Heart & Vascular Specialists of Oklahoma
Rakesh Shrivastava MD, FACC • Venkat Rajaram MD, MS
Oxygen is supplied to your heart by your arteries. Over time a waxy buildup (called Plaque) can occur on the inside of those arteries. Plaque can cause a narrowing in the arteries and reduce the amount of blood flow to the heart. This causes the heart to have to work overtime to do it's job.
Atherosclerosis (ATH-er-o-skler-O-sis) is the condition that occurs when plaque continues to build up over time. This conditions greatly reduces the bloodflow to the heart and can rupture. When a rupture occures, a blood clot can form. A blood clot can narrow the arteries or even completely cut off the flow of blood.
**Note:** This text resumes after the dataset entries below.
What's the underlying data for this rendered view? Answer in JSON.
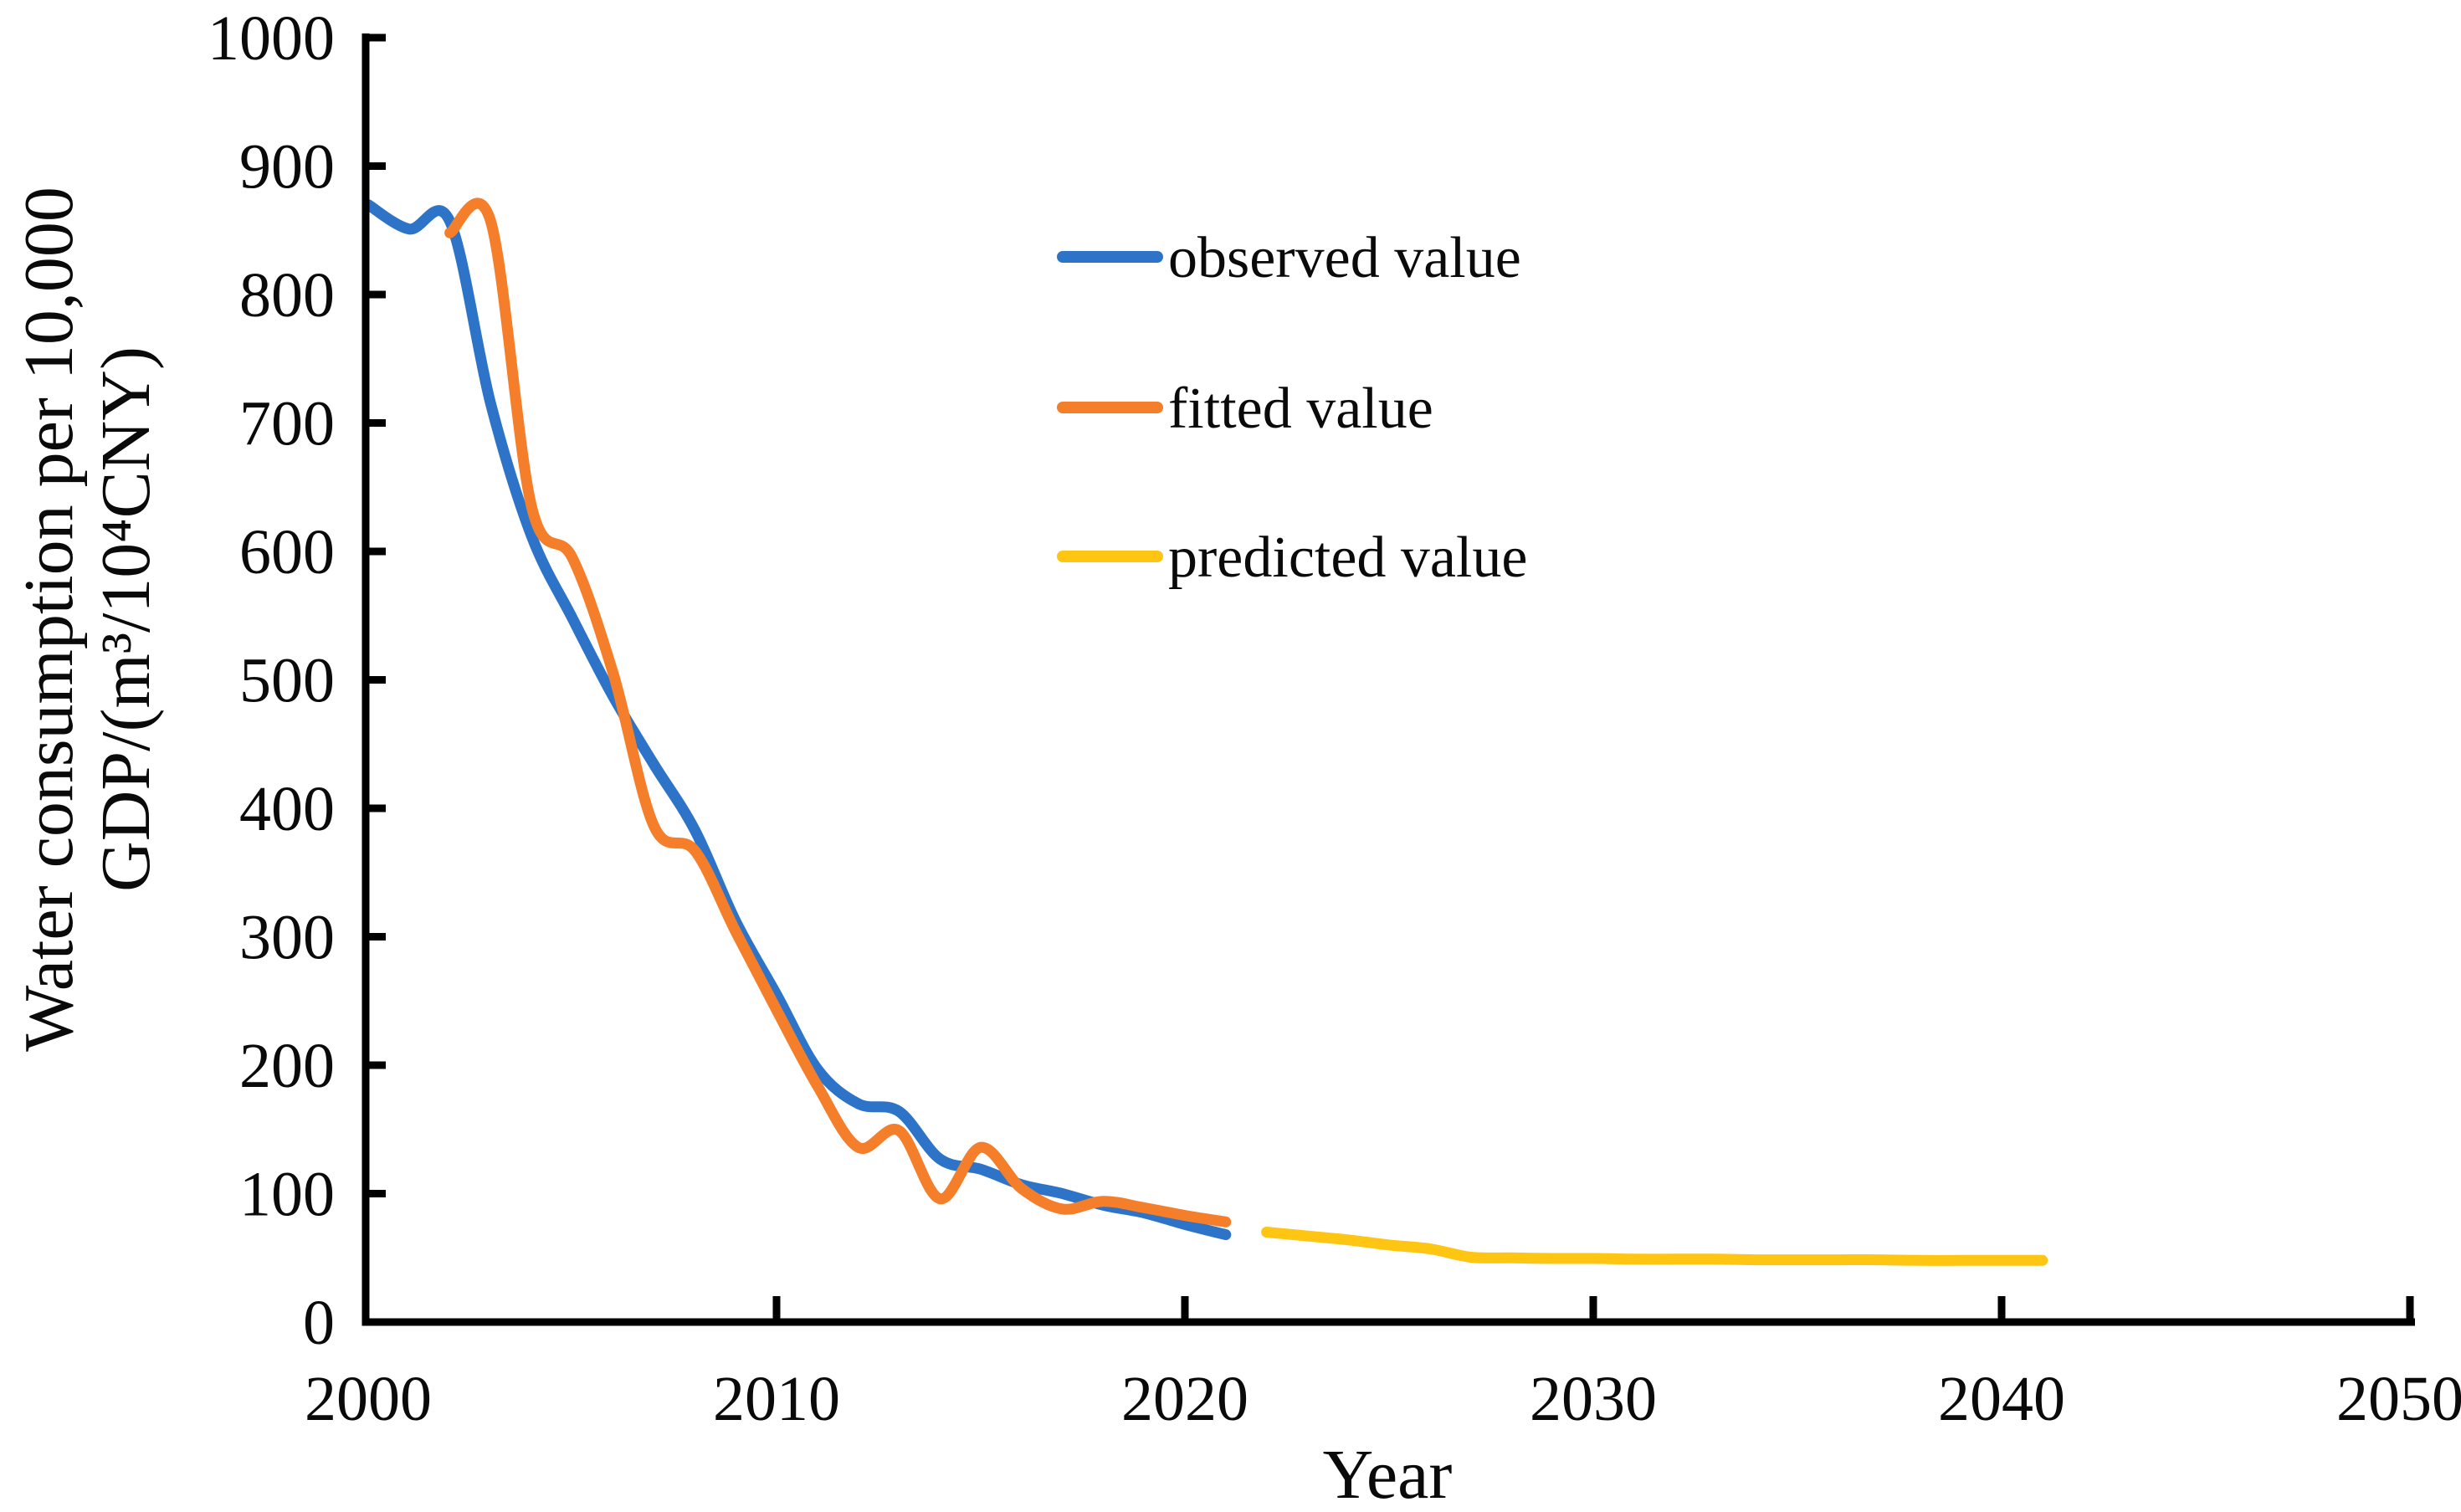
{
  "page": {
    "background": "#ffffff"
  },
  "chart_data": {
    "type": "line",
    "title": "",
    "xlabel": "Year",
    "ylabel_line1": "Water consumption per 10,000",
    "ylabel_line2": "GDP/(m³/10⁴CNY)",
    "xlim": [
      2000,
      2050
    ],
    "ylim": [
      0,
      1000
    ],
    "x_ticks": [
      2000,
      2010,
      2020,
      2030,
      2040,
      2050
    ],
    "y_ticks": [
      0,
      100,
      200,
      300,
      400,
      500,
      600,
      700,
      800,
      900,
      1000
    ],
    "grid": false,
    "axis_color": "#000000",
    "legend_position": "inside upper area, left-of-center, vertical stack",
    "series": [
      {
        "name": "observed value",
        "color": "#2D74C8",
        "x": [
          2000,
          2001,
          2002,
          2003,
          2004,
          2005,
          2006,
          2007,
          2008,
          2009,
          2010,
          2011,
          2012,
          2013,
          2014,
          2015,
          2016,
          2017,
          2018,
          2019,
          2020,
          2021
        ],
        "y": [
          870,
          851,
          857,
          715,
          612,
          548,
          487,
          434,
          383,
          312,
          255,
          197,
          170,
          164,
          127,
          119,
          107,
          100,
          91,
          85,
          76,
          68
        ]
      },
      {
        "name": "fitted value",
        "color": "#F57E2A",
        "x": [
          2002,
          2003,
          2004,
          2005,
          2006,
          2007,
          2008,
          2009,
          2010,
          2011,
          2012,
          2013,
          2014,
          2015,
          2016,
          2017,
          2018,
          2019,
          2020,
          2021
        ],
        "y": [
          848,
          857,
          635,
          595,
          505,
          386,
          367,
          304,
          243,
          184,
          136,
          149,
          96,
          136,
          104,
          88,
          94,
          89,
          83,
          78
        ]
      },
      {
        "name": "predicted value",
        "color": "#FFC513",
        "x": [
          2022,
          2023,
          2024,
          2025,
          2026,
          2027,
          2028,
          2029,
          2030,
          2031,
          2032,
          2033,
          2034,
          2035,
          2036,
          2037,
          2038,
          2039,
          2040,
          2041
        ],
        "y": [
          70,
          67,
          64,
          60,
          57,
          50.5,
          50,
          49.5,
          49.5,
          49,
          49,
          49,
          48.5,
          48.5,
          48.5,
          48.5,
          48,
          48,
          48,
          48
        ]
      }
    ]
  }
}
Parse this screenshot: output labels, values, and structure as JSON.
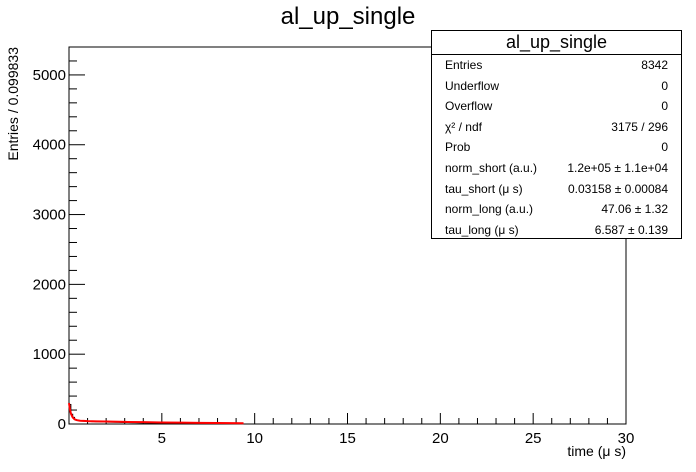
{
  "chart_data": {
    "type": "line",
    "title": "al_up_single",
    "xlabel": "time (μ s)",
    "ylabel": "Entries / 0.099833",
    "xlim": [
      0,
      30
    ],
    "ylim": [
      0,
      5400
    ],
    "x_ticks": [
      5,
      10,
      15,
      20,
      25,
      30
    ],
    "y_ticks": [
      0,
      1000,
      2000,
      3000,
      4000,
      5000
    ],
    "grid": false,
    "legend": "top-right",
    "colors": {
      "histogram": "#000000",
      "fit": "#ff0000"
    },
    "series": [
      {
        "x": [
          0.05,
          0.15,
          0.25,
          0.35,
          0.45,
          0.55,
          0.65,
          0.75,
          0.85,
          0.95,
          1.1,
          1.3,
          1.5,
          1.8,
          2.2,
          2.6,
          3.0,
          3.5,
          4.0,
          4.5,
          5.0,
          6.0,
          7.0,
          8.0,
          9.0
        ],
        "values": [
          280,
          140,
          95,
          65,
          55,
          48,
          44,
          42,
          40,
          38,
          36,
          34,
          32,
          30,
          27,
          25,
          22,
          20,
          17,
          15,
          13,
          10,
          7,
          5,
          3
        ]
      },
      {
        "x": [
          0.0,
          0.05,
          0.1,
          0.15,
          0.2,
          0.3,
          0.4,
          0.6,
          0.8,
          1.0,
          1.5,
          2.0,
          3.0,
          4.0,
          5.0,
          6.0,
          7.0,
          8.0,
          9.4
        ],
        "values": [
          300,
          210,
          155,
          120,
          95,
          68,
          56,
          47,
          44,
          41,
          38,
          35,
          30,
          26,
          22,
          19,
          16,
          14,
          11
        ]
      }
    ]
  },
  "stats": {
    "title": "al_up_single",
    "rows": [
      {
        "label": "Entries",
        "value": "8342"
      },
      {
        "label": "Underflow",
        "value": "0"
      },
      {
        "label": "Overflow",
        "value": "0"
      },
      {
        "label": "χ² / ndf",
        "value": "3175 / 296"
      },
      {
        "label": "Prob",
        "value": "0"
      },
      {
        "label": "norm_short (a.u.)",
        "value": "1.2e+05 ± 1.1e+04"
      },
      {
        "label": "tau_short (μ s)",
        "value": "0.03158 ± 0.00084"
      },
      {
        "label": "norm_long (a.u.)",
        "value": "47.06 ± 1.32"
      },
      {
        "label": "tau_long (μ s)",
        "value": "6.587 ± 0.139"
      }
    ]
  }
}
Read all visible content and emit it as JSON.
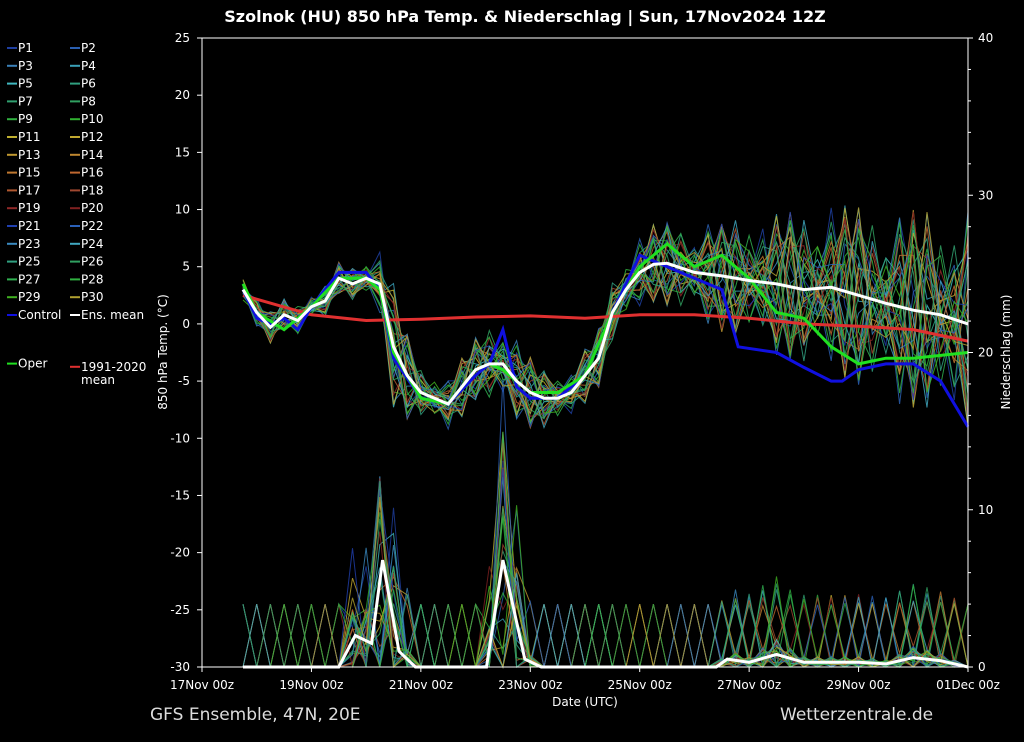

The buildup of plaque occurs over many years.
Figure A shows the location of the heart in the body. Figure B shows a normal coronary artery with normal blood flow. The inset image shows a cross-section of a normal coronary artery. Figure C shows a coronary artery narrowed by plaque. The buildup of plaque limits the flow of oxygen-rich blood through the artery. The inset image shows a cross-section of the plaque-narrowed artery.
When the flow of blood is blocked, patients can develop Angina (an-JI-nuh or AN-juh-nuh) and may experience a heart attack. People who experience Angina will feel pressure in their chest. They often say if feels similar to having someone sit on the chest. It may be difficult to take a deep breath. There may also be pain the the neck, arms, back or in the jaw. Sometimes Angina is confused with "heartburn" because of the sensation in the chest. Other symptoms include:
• Shortness of breath
• Palpitations (irregular heart beats, skipped beats, or a "flip-flop" feeling in your chest)
• A faster heartbeat
• Weakness or dizziness
When the blood flow is completely blocked off, a heart attack can occur. Pain is similar to that of Angina, however a large portion of people will have no outward symptoms at all. A heart attack can come without symptoms so it is important to maintain good heart heath.
CHD can be managed effectively with a combination of lifestyle changes, medicine and, in some cases may require surgery. With the right treatment, the symptoms of CHD can be reduced and the functioning of the heart improved.
Coronary Artery Disease is one perhaps the most common form of heart disease. It is the #1 cause of death for both men and women in the US. Staying on top of your heart health is the best way to reduce the risk of a catastrophic incident. With proper care, medication and therapy, your doctor should be able to help you manage your disease.